= Niccolo's Smile =

Niccolo's Smile: A Biography of Machiavelli is a translation of Machiavelli's diaries and memoirs by Maurizio Viroli, a scholar from the University of Bologna, Italy, and Princeton University.

Published in 1998 using Machiavelli's original source materials, the author recreates his biography.

"Machiavellian" is a pejorative term suggesting serpentine scheming and use of immoral, ruthless means to achieve desired ends. Those ends usually include the maintenance of power at all costs. Some scholars assert that Machiavelli endorses these methods in his works on political philosophy. He lived in interesting but chaotic and often violent times. Viroli states that Machiavelli's longing for a powerful ruler was not merely based on a cynical wish to see power exercised; rather, he posits that Machiavelli hoped for a strong and, if necessary, devious ruler who could rule effectively but also wisely and justly. In his personal life, he is revealed here as a caring, sensitive man who, contrary to expectations, was frequently ruled by his heart rather than his head.

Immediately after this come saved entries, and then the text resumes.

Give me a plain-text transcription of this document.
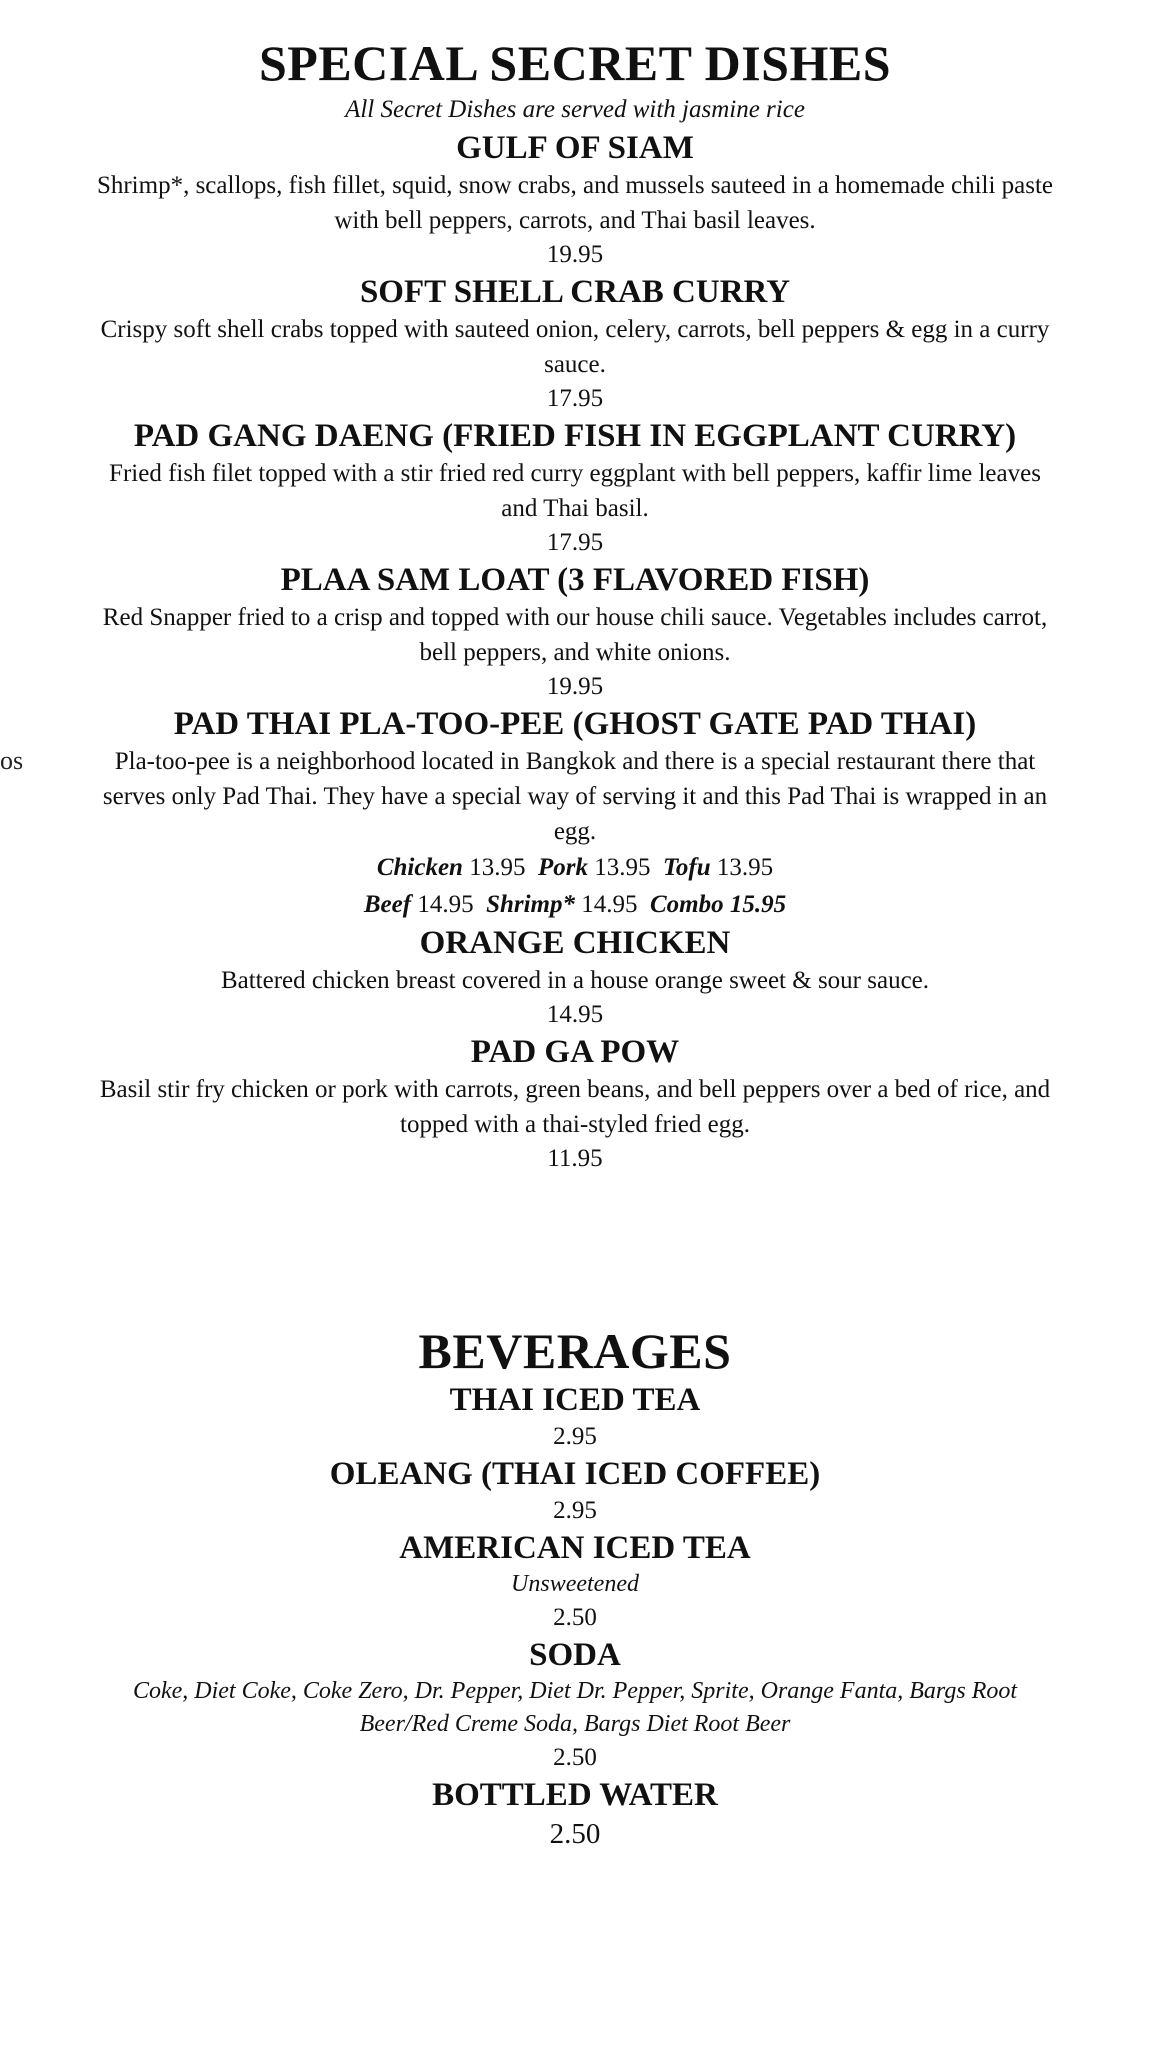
os
SPECIAL SECRET DISHES
All Secret Dishes are served with jasmine rice
GULF OF SIAM
Shrimp*, scallops, fish fillet, squid, snow crabs, and mussels sauteed in a homemade chili paste
with bell peppers, carrots, and Thai basil leaves.
19.95
SOFT SHELL CRAB CURRY
Crispy soft shell crabs topped with sauteed onion, celery, carrots, bell peppers & egg in a curry
sauce.
17.95
PAD GANG DAENG (FRIED FISH IN EGGPLANT CURRY)
Fried fish filet topped with a stir fried red curry eggplant with bell peppers, kaffir lime leaves
and Thai basil.
17.95
PLAA SAM LOAT (3 FLAVORED FISH)
Red Snapper fried to a crisp and topped with our house chili sauce. Vegetables includes carrot,
bell peppers, and white onions.
19.95
PAD THAI PLA-TOO-PEE (GHOST GATE PAD THAI)
Pla-too-pee is a neighborhood located in Bangkok and there is a special restaurant there that
serves only Pad Thai. They have a special way of serving it and this Pad Thai is wrapped in an
egg.
Chicken 13.95 Pork 13.95 Tofu 13.95
Beef 14.95 Shrimp* 14.95 Combo 15.95
ORANGE CHICKEN
Battered chicken breast covered in a house orange sweet & sour sauce.
14.95
PAD GA POW
Basil stir fry chicken or pork with carrots, green beans, and bell peppers over a bed of rice, and
topped with a thai-styled fried egg.
11.95
BEVERAGES
THAI ICED TEA
2.95
OLEANG (THAI ICED COFFEE)
2.95
AMERICAN ICED TEA
Unsweetened
2.50
SODA
Coke, Diet Coke, Coke Zero, Dr. Pepper, Diet Dr. Pepper, Sprite, Orange Fanta, Bargs Root
Beer/Red Creme Soda, Bargs Diet Root Beer
2.50
BOTTLED WATER
2.50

Describing "Machiavelli's Dream", the author recounts a legend in which on his death bed, the great philosopher gathered his friends and told of a dream. In the dream, a band of ragged, poorly dressed and miserable men were the self-described "saintly and blessed; we are on our way to Heaven". He then saw a crowd of solemnly attired, noble men of grave appearance. He recognized among them Plato, Plutarch, and Tacitus. They told him "We are the damned of Hell". Machiavelli tells his friends he would be far happier in Hell where he could discuss politics with the great men of the ancient world, whereas in Heaven he would languish in boredom among the saintly and blessed.